Le salarié qui multiplie les menaces commet un abus de droit justifiant son licenciement

Le salarié qui réitère des propos ironiques révélant son insubordination face à son chef et veut l’intimider en le menaçant à plusieurs reprises de déposer plainte contre lui peut être licencié pour faute grave. Dans cette affaire, les juges ont retenu à la fois un abus du droit d’agir en justice et un abus de la liberté d’expression, solution assez rare pour être relevée.

Une révocation pour faute grave d’un conducteur de métro de la RATP

Un conducteur de métro à la RATP a été révoqué pour faute grave. Il saisit les juges pour en demander l’annulation.

Il avait déjà été en justice pour contester des sanctions disciplinaires prononcées à son encontre, demander une reconstitution de carrière et la réparation du harcèlement moral dont il estimait être victime. Il n’avait pas obtenu gain de cause.

Sa deuxième action en justice n’est pas plus couronnée de succès.

À noter : Un agent de la RATP relève à la fois d’un statut réglementaire spécifique et de certaines règles du code du travail. Ce statut prévoit notamment les conditions de cessation des fonctions des agents RATP. En particulier, il y est question de « révocation » au lieu de « licenciement ». Par ailleurs, les litiges des agents de la RATP avec leur employeur relèvent de la compétence des conseils de prud’hommes.
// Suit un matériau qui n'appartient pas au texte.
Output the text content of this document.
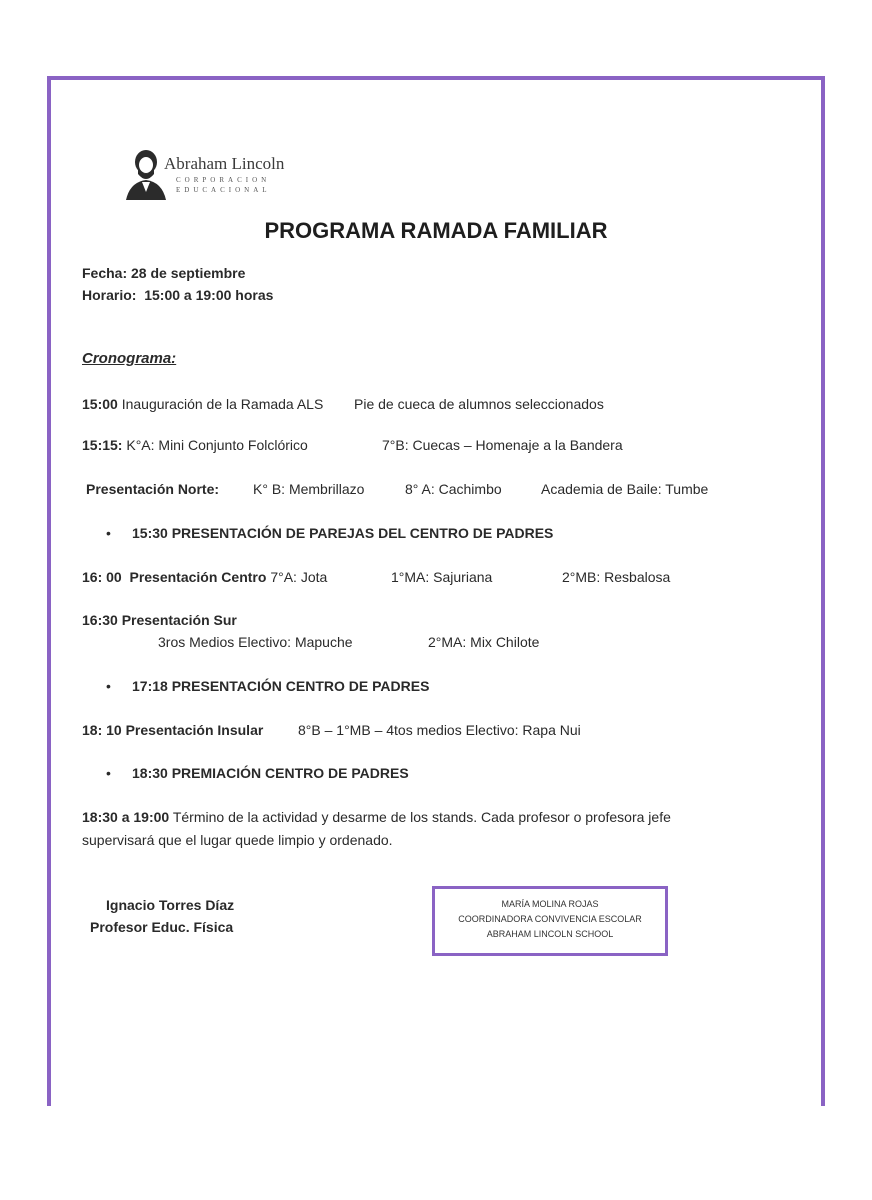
Abraham Lincoln
CORPORACION
EDUCACIONAL
PROGRAMA RAMADA FAMILIAR
Fecha: 28 de septiembre
Horario: 15:00 a 19:00 horas
Cronograma:
15:00 Inauguración de la Ramada ALS Pie de cueca de alumnos seleccionados
15:15: K°A: Mini Conjunto Folclórico	7°B: Cuecas – Homenaje a la Bandera
Presentación Norte: K° B: Membrillazo	8° A: Cachimbo	Academia de Baile: Tumbe
• 15:30 PRESENTACIÓN DE PAREJAS DEL CENTRO DE PADRES
16: 00 Presentación Centro 7°A: Jota	1°MA: Sajuriana	2°MB: Resbalosa
16:30 Presentación Sur
3ros Medios Electivo: Mapuche	2°MA: Mix Chilote
• 17:18 PRESENTACIÓN CENTRO DE PADRES
18: 10 Presentación Insular 8°B – 1°MB – 4tos medios Electivo: Rapa Nui
• 18:30 PREMIACIÓN CENTRO DE PADRES
18:30 a 19:00 Término de la actividad y desarme de los stands. Cada profesor o profesora jefe
supervisará que el lugar quede limpio y ordenado.
Ignacio Torres Díaz
Profesor Educ. Física
MARÍA MOLINA ROJAS
COORDINADORA CONVIVENCIA ESCOLAR
ABRAHAM LINCOLN SCHOOL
Des menaces répétées de dépôt de plainte constituent un abus de la liberté d’agir en justice

Le salarié se voyait notamment reprocher d’avoir tenté d’intimider son supérieur hiérarchique en le menaçant d’aller porter plainte contre lui du fait de sa convocation à un entretien disciplinaire.

Le salarié voyant là une atteinte à sa liberté fondamentale d’agir en justice, il considère que sa révocation est nulle. En effet, le licenciement prononcé en raison d'une action en justice susceptible d'être introduite par le salarié à l'encontre de l'employeur est nul (cass. soc. 21 novembre 2018, n° 17-11122 FSPB).

La cour d’appel donne tort au salarié en décidant que celui-ci avait abusé de son droit d’agir en justice. Elle relève que la menace de déposer plainte constituait une nouvelle illustration, dans un contexte global de menaces envers ses collègues et supérieurs, de la logique d'intimidation dont le salarié avait déjà fait preuve par le passé. En effet, il avait précédemment usé de cette menace à deux reprises sans la mettre à exécution. Il avait notamment affirmé « si demain vous me présentez une sanction, (…) je vais à la police porter plainte ».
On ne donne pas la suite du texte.